Identity Theft: Once you submit your personal info, and if that website ever gets hacked, your data is out there forever. It can be used for all kinds of online transactions, legal or illegal, and that can haunt you in the future.
Privacy Exposure: Many of us chose crypto because of privacy, but now KYC has become the norm. To keep playing, some people give in and submit. Even though casinos are required to keep it confidential, hacks and breaches happen. If that data gets stolen, you lose the privacy you came here for.
Legal Liability: This is the biggest risk. If your KYC ends up tied to something serious like money laundering or terrorism, authorities won’t hesitate to go after you. And since it’s your name on the account, you can’t simply deny it, you already submitted your documents.

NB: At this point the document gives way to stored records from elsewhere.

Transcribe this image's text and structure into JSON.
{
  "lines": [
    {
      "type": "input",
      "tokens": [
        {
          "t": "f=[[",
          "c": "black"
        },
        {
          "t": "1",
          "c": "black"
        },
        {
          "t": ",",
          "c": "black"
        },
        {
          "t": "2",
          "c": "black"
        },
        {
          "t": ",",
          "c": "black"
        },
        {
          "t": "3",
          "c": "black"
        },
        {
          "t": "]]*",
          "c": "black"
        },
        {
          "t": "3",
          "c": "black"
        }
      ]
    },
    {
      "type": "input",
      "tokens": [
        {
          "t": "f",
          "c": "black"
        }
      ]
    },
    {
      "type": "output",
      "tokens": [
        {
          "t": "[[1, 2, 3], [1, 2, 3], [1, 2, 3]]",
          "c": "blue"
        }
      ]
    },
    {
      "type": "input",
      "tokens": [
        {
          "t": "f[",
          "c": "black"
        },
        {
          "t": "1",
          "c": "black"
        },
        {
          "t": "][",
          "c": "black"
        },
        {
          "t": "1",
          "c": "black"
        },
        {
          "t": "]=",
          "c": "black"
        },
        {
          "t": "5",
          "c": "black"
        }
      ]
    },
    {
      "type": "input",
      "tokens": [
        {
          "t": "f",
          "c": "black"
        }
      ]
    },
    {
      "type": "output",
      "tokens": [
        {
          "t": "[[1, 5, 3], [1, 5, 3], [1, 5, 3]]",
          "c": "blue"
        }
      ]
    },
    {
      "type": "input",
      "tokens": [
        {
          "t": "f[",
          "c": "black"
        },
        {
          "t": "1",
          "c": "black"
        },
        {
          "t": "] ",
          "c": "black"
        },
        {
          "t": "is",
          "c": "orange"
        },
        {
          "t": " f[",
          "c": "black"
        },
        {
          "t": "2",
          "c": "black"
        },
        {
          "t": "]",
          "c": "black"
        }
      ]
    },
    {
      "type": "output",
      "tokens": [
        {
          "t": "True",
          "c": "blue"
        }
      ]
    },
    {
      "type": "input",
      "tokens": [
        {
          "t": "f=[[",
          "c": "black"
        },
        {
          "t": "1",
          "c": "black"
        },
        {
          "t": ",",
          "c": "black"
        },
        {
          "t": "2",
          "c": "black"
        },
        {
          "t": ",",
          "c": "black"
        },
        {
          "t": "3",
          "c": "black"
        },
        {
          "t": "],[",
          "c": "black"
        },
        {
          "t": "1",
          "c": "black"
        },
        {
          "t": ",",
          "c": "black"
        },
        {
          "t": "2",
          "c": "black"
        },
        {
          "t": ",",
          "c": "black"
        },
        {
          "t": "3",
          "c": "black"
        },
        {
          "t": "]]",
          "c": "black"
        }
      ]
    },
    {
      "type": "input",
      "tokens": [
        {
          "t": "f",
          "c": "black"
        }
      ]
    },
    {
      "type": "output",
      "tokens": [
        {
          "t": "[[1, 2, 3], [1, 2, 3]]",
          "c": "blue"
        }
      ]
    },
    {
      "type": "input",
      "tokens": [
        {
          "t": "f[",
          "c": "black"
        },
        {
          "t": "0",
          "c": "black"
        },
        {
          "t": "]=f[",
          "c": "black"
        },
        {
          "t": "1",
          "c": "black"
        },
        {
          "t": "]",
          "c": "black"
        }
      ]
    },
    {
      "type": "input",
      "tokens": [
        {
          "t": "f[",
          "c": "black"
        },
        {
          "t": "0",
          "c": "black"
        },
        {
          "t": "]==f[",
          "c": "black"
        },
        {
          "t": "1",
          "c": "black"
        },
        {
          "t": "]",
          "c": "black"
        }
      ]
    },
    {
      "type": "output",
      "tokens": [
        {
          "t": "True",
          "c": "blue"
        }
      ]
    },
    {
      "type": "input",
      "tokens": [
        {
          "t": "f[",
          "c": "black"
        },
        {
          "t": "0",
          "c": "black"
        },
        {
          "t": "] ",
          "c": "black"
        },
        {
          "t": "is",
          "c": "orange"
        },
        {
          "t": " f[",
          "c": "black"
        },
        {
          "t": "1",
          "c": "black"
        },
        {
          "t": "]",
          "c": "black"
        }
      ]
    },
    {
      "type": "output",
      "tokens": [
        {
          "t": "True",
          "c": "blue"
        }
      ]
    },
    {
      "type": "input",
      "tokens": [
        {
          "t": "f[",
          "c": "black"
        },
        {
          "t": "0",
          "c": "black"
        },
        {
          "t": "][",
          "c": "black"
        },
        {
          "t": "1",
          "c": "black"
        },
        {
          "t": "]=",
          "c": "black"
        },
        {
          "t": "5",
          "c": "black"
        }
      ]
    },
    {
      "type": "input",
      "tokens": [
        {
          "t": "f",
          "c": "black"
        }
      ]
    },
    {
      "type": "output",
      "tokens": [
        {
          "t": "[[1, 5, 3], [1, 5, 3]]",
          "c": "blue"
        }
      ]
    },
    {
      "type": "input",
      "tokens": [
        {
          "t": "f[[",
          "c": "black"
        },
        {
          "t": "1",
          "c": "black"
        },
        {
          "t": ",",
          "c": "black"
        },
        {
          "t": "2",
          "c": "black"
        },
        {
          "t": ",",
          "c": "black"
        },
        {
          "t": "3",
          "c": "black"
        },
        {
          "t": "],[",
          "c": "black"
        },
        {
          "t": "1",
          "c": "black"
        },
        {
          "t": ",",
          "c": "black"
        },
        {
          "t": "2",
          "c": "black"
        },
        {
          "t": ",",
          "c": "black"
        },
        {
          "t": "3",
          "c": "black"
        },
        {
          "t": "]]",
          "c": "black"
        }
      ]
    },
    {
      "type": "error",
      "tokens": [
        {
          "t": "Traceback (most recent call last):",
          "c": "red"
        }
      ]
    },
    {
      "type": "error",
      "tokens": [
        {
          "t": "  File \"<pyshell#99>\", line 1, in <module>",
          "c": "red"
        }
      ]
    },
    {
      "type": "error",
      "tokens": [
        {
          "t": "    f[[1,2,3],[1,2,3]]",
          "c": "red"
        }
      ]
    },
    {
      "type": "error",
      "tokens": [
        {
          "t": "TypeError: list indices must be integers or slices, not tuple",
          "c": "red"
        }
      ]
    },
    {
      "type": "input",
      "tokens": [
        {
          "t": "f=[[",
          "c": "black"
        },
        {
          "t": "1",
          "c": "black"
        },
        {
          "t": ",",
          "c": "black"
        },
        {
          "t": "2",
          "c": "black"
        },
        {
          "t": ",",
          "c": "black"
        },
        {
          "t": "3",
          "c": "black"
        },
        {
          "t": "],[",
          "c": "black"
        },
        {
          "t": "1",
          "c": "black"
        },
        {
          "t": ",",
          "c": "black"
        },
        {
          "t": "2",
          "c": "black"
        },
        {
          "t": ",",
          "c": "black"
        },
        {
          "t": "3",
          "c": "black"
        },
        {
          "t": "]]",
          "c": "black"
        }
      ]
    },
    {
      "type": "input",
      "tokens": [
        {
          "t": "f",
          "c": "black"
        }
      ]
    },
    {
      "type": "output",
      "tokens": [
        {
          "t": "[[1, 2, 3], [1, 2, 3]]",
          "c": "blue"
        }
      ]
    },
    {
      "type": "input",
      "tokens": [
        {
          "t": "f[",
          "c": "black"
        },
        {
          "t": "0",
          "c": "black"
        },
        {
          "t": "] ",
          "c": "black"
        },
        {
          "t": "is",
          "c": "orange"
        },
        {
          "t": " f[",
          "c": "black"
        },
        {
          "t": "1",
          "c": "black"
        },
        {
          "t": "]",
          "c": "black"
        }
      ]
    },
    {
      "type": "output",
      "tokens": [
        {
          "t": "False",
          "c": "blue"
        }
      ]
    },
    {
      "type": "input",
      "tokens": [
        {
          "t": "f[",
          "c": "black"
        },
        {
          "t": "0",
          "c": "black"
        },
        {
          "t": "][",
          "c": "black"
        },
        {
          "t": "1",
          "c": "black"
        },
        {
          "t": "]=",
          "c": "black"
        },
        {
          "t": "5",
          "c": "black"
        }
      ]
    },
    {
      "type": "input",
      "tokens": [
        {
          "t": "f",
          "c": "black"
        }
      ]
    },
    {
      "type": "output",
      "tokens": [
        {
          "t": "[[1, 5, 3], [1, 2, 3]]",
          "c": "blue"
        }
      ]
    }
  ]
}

Everyone knows the potential risk about submitting our KYC to a third party, not only about gambling. But it seems gambling platforms are forced to do KYC lately. Some casinos launch without KYC, but later it seems they implement KYC for various reasons, like for legal reasons. We always prefer to use a non-KYC platform, whether it's gambling or non-gambling. The risk is always the same for all KYC platforms.
We have seen a lot of data breaches from the exchange; it could happen with gambling as well. It would be misused for crime or something else. KYC means potential risk; we have to ignore it to avoid it where possible. There might be some good casinos who don't ask for KYC, and we should choose them.